Alumni / Fall 2017

Cats the catalyst for cool cafe concept

Law school grad Sana Hamelin founded the Denver Cat Cafe. Photo: Danielle Lirette

Three years after launching the Denver Cat Company, Sana Hamelin (JD ’12) still has all nine of her “crazy cat lady” lives.

That’s no small feat. After all, opening the Mile High City’s first and only cat café — where customers can nab a java fix while hobnobbing with resident felines — was an exercise in entrepreneurial derring-do.
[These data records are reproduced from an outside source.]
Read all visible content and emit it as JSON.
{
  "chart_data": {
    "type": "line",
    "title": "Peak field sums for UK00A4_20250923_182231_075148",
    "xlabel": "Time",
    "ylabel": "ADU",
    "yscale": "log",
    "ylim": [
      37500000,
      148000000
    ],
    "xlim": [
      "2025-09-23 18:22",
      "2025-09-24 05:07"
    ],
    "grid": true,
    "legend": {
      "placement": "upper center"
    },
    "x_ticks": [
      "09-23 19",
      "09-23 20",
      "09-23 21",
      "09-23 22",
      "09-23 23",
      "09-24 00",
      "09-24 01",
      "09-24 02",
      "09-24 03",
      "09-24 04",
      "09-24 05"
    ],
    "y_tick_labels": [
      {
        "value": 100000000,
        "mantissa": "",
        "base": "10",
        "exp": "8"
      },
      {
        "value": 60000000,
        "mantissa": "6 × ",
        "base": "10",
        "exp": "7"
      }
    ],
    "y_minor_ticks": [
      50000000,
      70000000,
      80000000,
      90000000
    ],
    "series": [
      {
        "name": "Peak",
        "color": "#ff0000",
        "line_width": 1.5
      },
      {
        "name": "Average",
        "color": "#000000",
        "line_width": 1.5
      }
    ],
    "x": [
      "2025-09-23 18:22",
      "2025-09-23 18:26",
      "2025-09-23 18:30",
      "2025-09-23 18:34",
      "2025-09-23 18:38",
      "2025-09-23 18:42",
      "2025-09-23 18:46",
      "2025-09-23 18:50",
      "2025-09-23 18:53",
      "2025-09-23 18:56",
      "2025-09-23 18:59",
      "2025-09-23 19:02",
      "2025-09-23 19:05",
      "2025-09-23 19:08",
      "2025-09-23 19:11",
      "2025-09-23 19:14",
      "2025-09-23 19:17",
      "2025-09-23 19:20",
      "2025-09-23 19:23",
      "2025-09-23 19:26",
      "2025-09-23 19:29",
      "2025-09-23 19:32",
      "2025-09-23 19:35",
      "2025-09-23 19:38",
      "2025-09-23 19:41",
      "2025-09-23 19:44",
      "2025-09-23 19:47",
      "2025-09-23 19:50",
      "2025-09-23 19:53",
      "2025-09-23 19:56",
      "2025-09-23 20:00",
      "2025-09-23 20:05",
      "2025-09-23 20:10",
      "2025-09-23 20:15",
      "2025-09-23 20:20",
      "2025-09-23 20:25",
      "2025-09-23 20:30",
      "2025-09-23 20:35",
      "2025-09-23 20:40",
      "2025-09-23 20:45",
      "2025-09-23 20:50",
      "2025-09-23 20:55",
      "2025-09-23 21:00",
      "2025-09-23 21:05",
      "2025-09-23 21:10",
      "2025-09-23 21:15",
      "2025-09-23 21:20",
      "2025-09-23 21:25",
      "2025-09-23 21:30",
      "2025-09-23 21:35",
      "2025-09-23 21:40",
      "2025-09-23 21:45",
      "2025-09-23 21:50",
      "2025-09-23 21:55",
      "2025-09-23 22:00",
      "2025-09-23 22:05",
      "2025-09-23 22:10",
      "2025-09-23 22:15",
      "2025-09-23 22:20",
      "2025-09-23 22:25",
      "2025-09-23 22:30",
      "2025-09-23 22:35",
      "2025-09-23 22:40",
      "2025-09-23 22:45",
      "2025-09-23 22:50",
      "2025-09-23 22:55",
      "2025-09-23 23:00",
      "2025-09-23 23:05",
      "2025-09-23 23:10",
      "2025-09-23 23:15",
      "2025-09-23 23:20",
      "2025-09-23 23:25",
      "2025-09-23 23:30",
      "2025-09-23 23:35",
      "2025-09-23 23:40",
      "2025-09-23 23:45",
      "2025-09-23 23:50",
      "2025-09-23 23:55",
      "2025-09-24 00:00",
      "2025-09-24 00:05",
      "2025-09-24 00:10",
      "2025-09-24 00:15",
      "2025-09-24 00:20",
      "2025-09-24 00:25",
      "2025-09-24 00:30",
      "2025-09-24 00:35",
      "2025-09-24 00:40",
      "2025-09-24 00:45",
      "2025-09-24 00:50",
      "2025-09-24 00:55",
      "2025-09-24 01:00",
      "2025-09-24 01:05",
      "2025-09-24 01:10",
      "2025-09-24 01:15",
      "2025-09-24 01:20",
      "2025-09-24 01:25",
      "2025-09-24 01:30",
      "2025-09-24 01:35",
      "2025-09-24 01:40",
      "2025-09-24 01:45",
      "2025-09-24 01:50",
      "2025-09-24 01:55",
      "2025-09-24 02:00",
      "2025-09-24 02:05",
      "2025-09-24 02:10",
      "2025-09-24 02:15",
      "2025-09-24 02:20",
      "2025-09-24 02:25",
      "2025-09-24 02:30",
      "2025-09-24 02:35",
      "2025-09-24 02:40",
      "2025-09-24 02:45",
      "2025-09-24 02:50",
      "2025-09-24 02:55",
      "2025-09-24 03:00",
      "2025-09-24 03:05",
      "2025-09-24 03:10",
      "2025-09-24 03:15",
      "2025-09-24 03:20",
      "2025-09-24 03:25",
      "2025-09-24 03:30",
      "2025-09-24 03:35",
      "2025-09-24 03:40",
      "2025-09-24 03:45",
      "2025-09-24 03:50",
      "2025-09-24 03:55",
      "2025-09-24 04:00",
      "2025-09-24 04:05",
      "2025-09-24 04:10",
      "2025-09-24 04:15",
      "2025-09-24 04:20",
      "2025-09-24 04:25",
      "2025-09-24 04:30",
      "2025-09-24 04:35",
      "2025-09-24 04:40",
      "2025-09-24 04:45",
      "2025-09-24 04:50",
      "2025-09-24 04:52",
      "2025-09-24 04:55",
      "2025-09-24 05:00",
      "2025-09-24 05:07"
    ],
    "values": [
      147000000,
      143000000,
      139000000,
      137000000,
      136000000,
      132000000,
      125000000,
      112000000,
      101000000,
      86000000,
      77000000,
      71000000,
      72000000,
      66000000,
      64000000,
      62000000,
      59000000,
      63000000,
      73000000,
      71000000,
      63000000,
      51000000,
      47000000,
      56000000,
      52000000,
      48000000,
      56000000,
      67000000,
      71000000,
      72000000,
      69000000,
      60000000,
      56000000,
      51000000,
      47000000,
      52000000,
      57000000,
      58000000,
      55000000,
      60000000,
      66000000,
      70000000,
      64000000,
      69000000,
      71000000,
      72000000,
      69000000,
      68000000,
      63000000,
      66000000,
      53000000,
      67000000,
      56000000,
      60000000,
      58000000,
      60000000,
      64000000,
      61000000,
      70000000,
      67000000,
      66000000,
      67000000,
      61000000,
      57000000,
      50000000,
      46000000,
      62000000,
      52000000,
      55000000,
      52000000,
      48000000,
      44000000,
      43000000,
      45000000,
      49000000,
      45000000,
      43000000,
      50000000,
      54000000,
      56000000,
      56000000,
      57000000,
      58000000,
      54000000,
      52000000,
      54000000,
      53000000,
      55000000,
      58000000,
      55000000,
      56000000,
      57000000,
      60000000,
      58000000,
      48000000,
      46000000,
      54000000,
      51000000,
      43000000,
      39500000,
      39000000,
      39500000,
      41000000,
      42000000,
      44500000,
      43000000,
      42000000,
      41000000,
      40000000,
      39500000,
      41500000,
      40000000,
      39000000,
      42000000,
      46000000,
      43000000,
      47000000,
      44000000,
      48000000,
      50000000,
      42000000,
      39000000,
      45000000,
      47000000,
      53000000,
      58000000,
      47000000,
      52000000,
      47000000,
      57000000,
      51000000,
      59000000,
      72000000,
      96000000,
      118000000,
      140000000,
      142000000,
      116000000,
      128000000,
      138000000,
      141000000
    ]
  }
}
The idea for the venture was born of a sense that Hamelin, then working at a prominent law firm, needed to pursue her passion for helping animals.

“How do you make a living loving cats? I never thought there was a way to work with animal rescue that wasn’t heartbreaking — until I heard about cat cafes,” Hamelin recalls. The first such undertaking in the U.S., modeled loosely after cafes in Taiwan and Japan, opened in Oakland, Calif., in October 2014. The Oakland location differed from its overseas counterparts by making its cats eligible for adoption, a feature that characterizes Hamelin’s establishment, which launched less than two months after its California cousin.

Since then, cat cafes have caught on all over the country. They offer folks in need of a feline fix a chance to unwind with a sedentary, lap-loving senior or to play pounce with a manic kitten. Some cafes — including Hamelin’s — even offer cat-centric yoga sessions and art classes, where the stars of the show may or may not sit still for a still life.

But most important, by partnering with rescue organizations, cat cafes have placed thousands of bewhiskered quadrupeds in “furever” homes. As of summer 2017, the Denver Cat Company had catalyzed the adoption of more than 350 animals, all chipped, vaccinated and spayed or neutered. (One charmer, Otto, trekked home with Hamelin herself.)

“Cats that are sitting in the shelter for a year are getting adopted here within two weeks,” Hamelin says, attributing this success to the allure of the cat cafe concept. “I think it caught Americans’ imaginations on fire. [Denver Cat Company] was kind of on the cutting edge of a trend.”

Cobbling together her hybrid enterprise — a for-profit company with a philanthropic purpose — was made easier by her law education, Hamelin says. All those hours of Socratic thinking taught her that “you can figure this out. If it is figureout-able, you can do it.”

And it was a lot to figure out. Take the zoning code, written, as Hamelin explains, “to conform to businesses that already exist.” What’s more, building owners and leasing agents were wary of working with an enterprise that defied categorization — neither traditional coffee shop, pet store nor animal shelter. She finally found a landlord willing to give her space on trendy Tennyson Street in northwest Denver.

City officials, meanwhile, greeted her proposal with incredulity. A cat what? They didn’t know how to regulate a beverage-dispensing business that shared square footage with a critter who might cough up a hairball at any minute. Should her business adhere to regulations governing a coffee shop or an animal shelter? Fortunately, Hamelin explains, the city was willing to collaborate, working through the health and safety challenges one by one.

A native of Pakistan, Hamelin credits her law degree with giving her a reputable credential that made the business community and officialdom take notice. “I realized that nobody took me seriously until I mentioned I was a lawyer. [Otherwise], it was a harebrained idea from a brown girl,” she says.

Harebrained? Hamelin doesn’t entirely discount the notion. After all, she says, “I am a total crazy cat lady.”